Ba Shusong, a senior financial analyst from the State Council's Development Research Center, believes the time has come for China to make the move.
"The detailed methods can cover many areas, for instance, adjusting interest rates to a certain level, giving the market a role in deciding the rates and continuing to expand interest rate fluctuation margins."
Meanwhile, Premier Wen Jiabao told a meeting of the State Council on Monday that the government should continue to control credit growth and the use of land for new projects strictly to prevent further economic overheating.
Growth in fixed asset investment and loans -- two key indicators that policy-makers have been watching for the impact of the cooling measures -- has been declining.

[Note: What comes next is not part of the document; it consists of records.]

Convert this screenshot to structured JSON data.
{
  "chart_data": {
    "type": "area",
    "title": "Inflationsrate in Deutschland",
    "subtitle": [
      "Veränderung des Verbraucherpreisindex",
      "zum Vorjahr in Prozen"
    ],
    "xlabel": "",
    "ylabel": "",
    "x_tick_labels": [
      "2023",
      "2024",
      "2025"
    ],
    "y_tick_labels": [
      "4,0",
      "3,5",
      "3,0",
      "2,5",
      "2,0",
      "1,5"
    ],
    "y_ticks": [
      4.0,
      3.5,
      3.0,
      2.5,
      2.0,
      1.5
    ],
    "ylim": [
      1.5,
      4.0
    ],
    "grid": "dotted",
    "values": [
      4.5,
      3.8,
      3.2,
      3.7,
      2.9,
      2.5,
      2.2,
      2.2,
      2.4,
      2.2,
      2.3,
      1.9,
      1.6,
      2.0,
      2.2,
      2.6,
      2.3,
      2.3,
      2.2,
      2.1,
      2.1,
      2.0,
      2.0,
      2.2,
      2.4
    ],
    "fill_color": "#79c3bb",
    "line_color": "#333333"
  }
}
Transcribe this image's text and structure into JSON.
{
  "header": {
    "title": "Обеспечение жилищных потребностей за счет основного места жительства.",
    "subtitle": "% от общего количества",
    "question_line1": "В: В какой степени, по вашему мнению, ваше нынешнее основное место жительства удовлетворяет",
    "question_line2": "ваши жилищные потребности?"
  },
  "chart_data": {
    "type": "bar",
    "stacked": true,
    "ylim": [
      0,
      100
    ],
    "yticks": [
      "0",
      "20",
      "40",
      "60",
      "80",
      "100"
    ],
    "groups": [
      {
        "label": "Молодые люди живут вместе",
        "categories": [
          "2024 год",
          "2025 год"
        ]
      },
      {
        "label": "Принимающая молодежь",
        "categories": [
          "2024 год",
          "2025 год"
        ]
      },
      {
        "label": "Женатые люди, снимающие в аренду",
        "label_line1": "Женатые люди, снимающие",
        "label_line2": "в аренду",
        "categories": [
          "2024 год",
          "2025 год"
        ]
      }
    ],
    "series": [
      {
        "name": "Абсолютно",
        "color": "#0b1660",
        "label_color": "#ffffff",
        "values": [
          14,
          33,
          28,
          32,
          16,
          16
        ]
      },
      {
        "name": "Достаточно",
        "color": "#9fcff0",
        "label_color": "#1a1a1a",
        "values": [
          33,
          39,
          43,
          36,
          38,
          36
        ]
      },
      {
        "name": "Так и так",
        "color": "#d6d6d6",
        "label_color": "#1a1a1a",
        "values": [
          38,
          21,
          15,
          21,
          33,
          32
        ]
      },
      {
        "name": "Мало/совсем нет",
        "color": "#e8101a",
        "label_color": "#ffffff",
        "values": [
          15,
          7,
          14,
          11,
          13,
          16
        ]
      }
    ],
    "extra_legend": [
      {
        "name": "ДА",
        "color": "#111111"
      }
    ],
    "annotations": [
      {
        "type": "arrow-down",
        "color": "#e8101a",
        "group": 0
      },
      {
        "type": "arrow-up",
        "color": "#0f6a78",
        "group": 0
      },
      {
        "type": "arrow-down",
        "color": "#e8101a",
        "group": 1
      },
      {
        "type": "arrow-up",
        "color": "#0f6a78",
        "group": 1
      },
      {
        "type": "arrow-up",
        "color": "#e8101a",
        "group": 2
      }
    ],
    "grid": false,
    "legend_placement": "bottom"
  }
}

"It proves that our policies and measures are correct and effective," said Wen. "The policies should be stable."
M2, a major measurement of money supply and a key indicator of credit growth, grew 13.6 percent year-on-year by the end of August, the People's Bank of China announced Monday. This compares to 16.2 percent at the end of June and at the end of last year, and 15.3 percent in July.
Figures for August investment growth have yet to be officially released, but National Bureau of Statistics spokesman Yao Jingyuan was quoted by Reuters as saying that fixed asset investment grew 26.3 percent year-on-year. This compares with 31.1 percent in July and 28.6 percent for the first six months of the year.
Wen said that the essence of this round of macro-control is to adjust the economic structure and correct unhealthy systems and mechanisms. A combination of economic, legal and administrative measures is being used to solve these problems.
But the government did not implement the measures across the board; rather, it suppressed some sectors while supporting others, Wen said.
While controlling investment in some industries, the government actually increased its input into agriculture, considered a weak point at the moment. Steel, aluminum and cement are among the problem sectors that the government has named for excessive investment. Investment in these sectors has been strictly controlled.
"We should pay special attention to reforms that correct defects in the economic systems and mechanisms to consolidate the achievements of the macroeconomic control and adjustment," Wen said.
Tight control of land use and credit is key to controlling fixed asset investment, he asserted.
The State Council members called for the improvement of the land management system and the establishment of a clear responsibility system.
They also said money supply and credit growth should be kept within a reasonable range.